Io, meschina, non avevo un cambio, eravamo alla coppa del mondo della ricercatezza e io avevo addosso un vestitello di cotone che la mattina mi era parso una buona idea e ora mi si rivelava nella sua acuta inadeguatezza.

Imparai, quel giorno, anche che i bambini in questo paese sbucano dagli angoli, si muovono in branco, non hanno necessariamente un legame con gli adulti nei loro paraggi e quando passano così di casa in casa, vestiti come dei miniadulti, nei giorni di festa, si aspettano dei soldi.

Questa ossessione per il denaro contante è ancora una cosa che mi irrita, ma il Senegal è un paese povero, meno povero di altri d’accordo, ma sempre povero. In occidente, in genere, si regalano di soldi per mancanza di fantasia (o di voglia di sforzarsi) per fare un altro regalo. Qui il denaro contante, non importa quanto, è sempre, nonostante tutto, il regalo preferito.
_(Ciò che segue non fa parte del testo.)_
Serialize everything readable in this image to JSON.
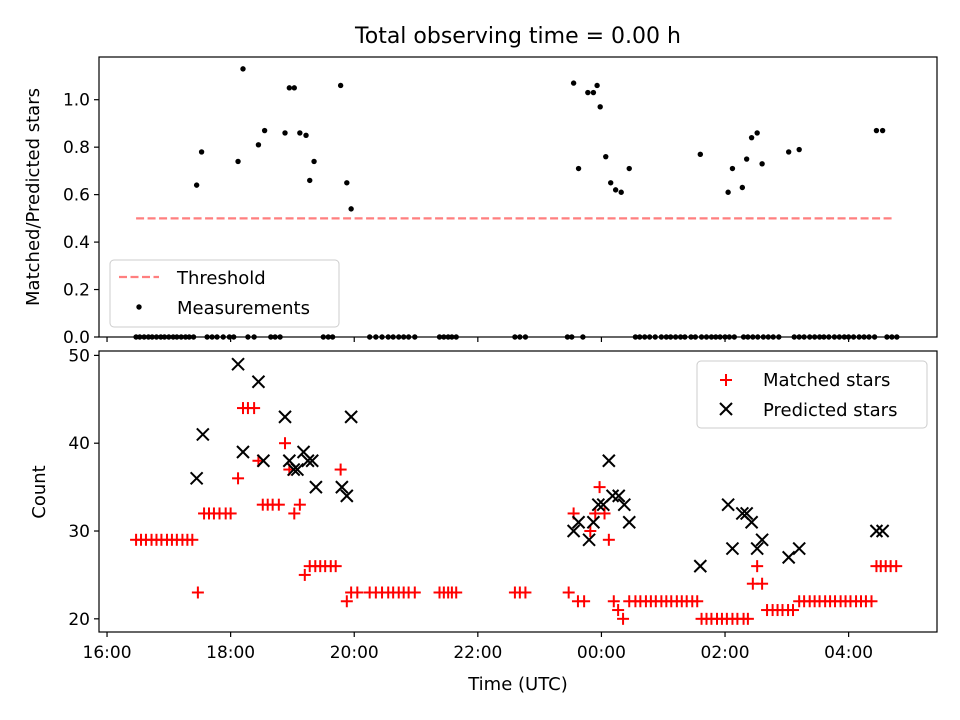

Quando io ero pronta ad andare a casa, quella sera del 2014, allo stremo delle forze, il mio amico mi ha detto che saremmo andati a fare un giro. (“Un giro? Ma come, un giro? Ma un giro dove? Non c’è niente, non c’è luce”. Sempre la me di dieci anni fa che parla).

Comunque ci sono andata, a fare ‘sto giro. Si, di luce ce n’era pochina e sicuramente non eravamo a Beverly Hills, ma una volta che ti abitui al buio, sai com’è, no? Pian piano le paillettes e gli abiti luccicanti diventavano visibili, sentivo brusii di vita, come un Natale qualunque a casa, sentivo la gente chiacchierare, ridere, sgridare i bambini.

E, un po’ dappertutto, vedevo delle luci fioche. Erano le buutik! Piene di gente pure il giorno della festa, per comprare le ultime cose oppure un piccolo snack se, per caso, dopo il montone avevi ancora un buchino.

Dio che giornata! Sono tornata a casa ubriaca senza aver bevuto, ma per fortuna il giorno dopo la festa è festa.